Abrí los ojos sorprendida mientras sonreía, había dicho papa, seguro Edward hubiese brincado de la felicidad de haberlo escuchado, mi bebe estaba cada día mas grande y despierto, empezaba a balbucear y a pesar de mis intentos porque su primera palabra fuese mama, había dicho papa y ahora había perdido la apuesta que había hecho con Edward.
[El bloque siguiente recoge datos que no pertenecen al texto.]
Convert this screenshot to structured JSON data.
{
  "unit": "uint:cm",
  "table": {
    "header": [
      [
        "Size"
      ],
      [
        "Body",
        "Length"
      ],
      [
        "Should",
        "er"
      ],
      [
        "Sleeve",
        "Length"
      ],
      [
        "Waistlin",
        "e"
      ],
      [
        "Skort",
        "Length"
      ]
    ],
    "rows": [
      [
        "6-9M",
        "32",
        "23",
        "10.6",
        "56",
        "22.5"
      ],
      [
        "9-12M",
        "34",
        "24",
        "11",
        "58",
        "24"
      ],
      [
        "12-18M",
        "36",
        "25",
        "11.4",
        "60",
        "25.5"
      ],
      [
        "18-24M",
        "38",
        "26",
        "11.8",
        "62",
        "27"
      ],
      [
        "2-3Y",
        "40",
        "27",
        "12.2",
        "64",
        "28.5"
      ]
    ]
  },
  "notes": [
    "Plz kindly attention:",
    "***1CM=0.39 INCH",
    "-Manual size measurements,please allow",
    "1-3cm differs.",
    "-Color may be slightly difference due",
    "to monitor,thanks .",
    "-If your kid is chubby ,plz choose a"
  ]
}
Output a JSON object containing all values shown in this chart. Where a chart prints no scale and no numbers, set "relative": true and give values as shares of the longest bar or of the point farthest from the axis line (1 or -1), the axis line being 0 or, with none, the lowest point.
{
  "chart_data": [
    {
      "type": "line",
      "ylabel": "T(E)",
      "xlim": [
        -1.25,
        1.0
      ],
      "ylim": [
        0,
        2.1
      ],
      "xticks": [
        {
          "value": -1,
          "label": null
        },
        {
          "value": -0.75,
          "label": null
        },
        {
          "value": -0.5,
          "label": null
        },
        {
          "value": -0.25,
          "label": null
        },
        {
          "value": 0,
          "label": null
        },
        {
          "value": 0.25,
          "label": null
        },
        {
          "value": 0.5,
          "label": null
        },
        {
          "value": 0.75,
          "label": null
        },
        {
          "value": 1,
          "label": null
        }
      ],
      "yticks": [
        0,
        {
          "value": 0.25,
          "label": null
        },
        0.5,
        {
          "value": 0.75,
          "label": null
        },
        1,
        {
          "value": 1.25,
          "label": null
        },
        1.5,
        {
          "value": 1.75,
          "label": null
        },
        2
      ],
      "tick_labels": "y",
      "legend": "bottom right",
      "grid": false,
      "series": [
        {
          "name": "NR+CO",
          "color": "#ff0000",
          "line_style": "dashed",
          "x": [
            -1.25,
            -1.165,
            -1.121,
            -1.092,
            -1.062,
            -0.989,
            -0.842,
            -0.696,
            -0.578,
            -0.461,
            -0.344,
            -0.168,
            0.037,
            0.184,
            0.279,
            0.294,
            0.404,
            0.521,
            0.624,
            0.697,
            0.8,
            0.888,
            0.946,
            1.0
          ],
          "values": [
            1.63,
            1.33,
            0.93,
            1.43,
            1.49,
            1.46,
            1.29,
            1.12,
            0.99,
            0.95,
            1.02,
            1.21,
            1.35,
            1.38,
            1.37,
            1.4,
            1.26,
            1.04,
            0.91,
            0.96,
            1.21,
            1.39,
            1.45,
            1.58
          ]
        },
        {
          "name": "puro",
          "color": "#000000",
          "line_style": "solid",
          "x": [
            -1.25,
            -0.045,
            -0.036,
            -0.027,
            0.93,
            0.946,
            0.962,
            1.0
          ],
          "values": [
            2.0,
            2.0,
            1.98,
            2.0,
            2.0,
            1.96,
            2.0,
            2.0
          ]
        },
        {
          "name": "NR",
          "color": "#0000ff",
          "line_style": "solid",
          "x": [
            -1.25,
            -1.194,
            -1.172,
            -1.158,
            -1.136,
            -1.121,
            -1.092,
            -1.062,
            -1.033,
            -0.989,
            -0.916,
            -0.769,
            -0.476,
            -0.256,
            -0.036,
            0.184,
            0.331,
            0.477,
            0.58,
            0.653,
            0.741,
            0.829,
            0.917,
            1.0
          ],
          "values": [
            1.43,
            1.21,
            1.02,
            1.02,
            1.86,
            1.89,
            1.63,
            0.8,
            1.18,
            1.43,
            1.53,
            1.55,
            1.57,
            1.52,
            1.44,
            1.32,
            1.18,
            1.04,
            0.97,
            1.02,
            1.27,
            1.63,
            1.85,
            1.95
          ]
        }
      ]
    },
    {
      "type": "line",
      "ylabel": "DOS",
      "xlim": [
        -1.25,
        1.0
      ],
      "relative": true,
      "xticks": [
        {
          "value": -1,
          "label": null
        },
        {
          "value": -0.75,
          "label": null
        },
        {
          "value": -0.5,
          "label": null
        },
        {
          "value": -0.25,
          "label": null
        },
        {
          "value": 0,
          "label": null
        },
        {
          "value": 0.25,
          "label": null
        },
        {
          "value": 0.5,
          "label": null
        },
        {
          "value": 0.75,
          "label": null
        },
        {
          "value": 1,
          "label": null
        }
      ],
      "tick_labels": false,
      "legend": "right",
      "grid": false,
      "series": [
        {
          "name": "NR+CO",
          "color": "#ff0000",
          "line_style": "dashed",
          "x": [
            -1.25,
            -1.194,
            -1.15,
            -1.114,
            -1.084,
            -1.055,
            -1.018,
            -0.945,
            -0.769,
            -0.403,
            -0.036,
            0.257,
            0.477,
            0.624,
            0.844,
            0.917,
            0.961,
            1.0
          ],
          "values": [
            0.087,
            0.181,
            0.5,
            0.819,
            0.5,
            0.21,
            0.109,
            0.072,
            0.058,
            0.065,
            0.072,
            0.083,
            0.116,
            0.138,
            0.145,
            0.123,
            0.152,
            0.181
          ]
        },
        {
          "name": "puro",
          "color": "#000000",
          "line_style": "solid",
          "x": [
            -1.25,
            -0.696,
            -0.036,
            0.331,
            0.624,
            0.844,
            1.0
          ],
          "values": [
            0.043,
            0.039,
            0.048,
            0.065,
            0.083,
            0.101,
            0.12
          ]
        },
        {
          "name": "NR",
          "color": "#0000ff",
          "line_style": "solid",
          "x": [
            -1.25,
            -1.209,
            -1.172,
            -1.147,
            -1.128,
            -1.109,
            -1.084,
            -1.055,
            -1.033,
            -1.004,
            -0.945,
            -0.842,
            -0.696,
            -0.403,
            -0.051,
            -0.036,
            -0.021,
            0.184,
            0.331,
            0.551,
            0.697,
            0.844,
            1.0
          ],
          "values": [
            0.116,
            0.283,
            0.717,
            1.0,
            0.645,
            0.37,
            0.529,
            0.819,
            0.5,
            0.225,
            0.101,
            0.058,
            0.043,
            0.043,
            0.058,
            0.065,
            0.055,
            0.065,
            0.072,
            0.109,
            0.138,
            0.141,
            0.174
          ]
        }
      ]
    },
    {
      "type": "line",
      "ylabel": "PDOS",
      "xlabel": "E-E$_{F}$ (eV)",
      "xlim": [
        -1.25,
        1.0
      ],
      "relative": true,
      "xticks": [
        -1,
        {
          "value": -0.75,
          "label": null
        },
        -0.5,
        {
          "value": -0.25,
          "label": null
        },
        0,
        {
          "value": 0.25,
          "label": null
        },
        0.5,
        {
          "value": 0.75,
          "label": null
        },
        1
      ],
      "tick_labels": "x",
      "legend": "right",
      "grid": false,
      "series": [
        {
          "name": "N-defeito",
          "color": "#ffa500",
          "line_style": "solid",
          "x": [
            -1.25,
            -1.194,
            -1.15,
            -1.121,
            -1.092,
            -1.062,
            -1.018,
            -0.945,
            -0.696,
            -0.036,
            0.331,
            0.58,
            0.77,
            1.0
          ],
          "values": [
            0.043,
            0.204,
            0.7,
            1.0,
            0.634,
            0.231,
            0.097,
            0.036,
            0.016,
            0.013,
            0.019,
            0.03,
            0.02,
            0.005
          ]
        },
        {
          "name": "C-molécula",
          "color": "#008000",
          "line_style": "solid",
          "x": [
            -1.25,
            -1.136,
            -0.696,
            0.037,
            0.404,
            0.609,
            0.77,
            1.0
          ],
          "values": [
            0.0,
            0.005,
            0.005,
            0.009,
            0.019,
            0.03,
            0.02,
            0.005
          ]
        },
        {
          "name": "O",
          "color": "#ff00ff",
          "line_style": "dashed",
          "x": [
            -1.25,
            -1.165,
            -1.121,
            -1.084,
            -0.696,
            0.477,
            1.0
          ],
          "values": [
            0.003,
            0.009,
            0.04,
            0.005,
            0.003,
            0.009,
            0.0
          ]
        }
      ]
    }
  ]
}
Es muy injusto mi amor, seguro tu papa va a tu cuna y te repite esa palabra mil veces – fruncí el ceño.

Paa-paa – repitió.

Lo alce en brazos girando con el – ¿sabes cuánto te amo bebe?, eres mi todo, mi pedacito de amor, mi cosita hermosa, mi Adam, mi bebe – no dejaba de besar sus mejillas.

Amaba a mi bebe, lo adoraba, porque había estado dentro de mí, y teníamos una unión más allá de lo imaginable, cada vez que miraba su carita y esos ojos verdes tan lindos, veía a mi semillita, esa que había estado dentro de mí, su sonrisa angelical me hacia darme cuenta que todo lo que había pasado en mi vida valía la pena porque lo tenía junto a mí.

Y los dos teníamos a Edward, mi príncipe, desde que lo conocí había sido un caballero conmigo, todo el tiempo que llevábamos de pareja se había desvivido por hacerme sentir amada y consentirme y cuando supimos de la llegada de nuestro bebe aumentaron al doble los mimos y todo su amor… pero nunca había imaginado a Edward en una faceta de padre, dios, era tan dulce, pasaba el mayor tiempo que podía con nosotros, y siempre tenia palabras dulces para Adam, sin temor decía cuanto nos amaba y lo feliz que era a nuestro lado.

Era hora de la siesta de la tarde de Adam, ya veía como los ojitos de mi bebe se cerraban lentamente, me recosté en la cama y lo recosté sobre mi pecho, Adam era un dormilón y ya se me estaba pegando un poco, Edward llegaría en un par de horas así que dormiríamos un poco.

Dulces sueño mi bebe – bese su cabeza.

No sé en qué momento me quede dormida, pero sentí como una luz me hacia abrir los ojos, observe la habitación y sonreí al ver que era lo que me había despertado.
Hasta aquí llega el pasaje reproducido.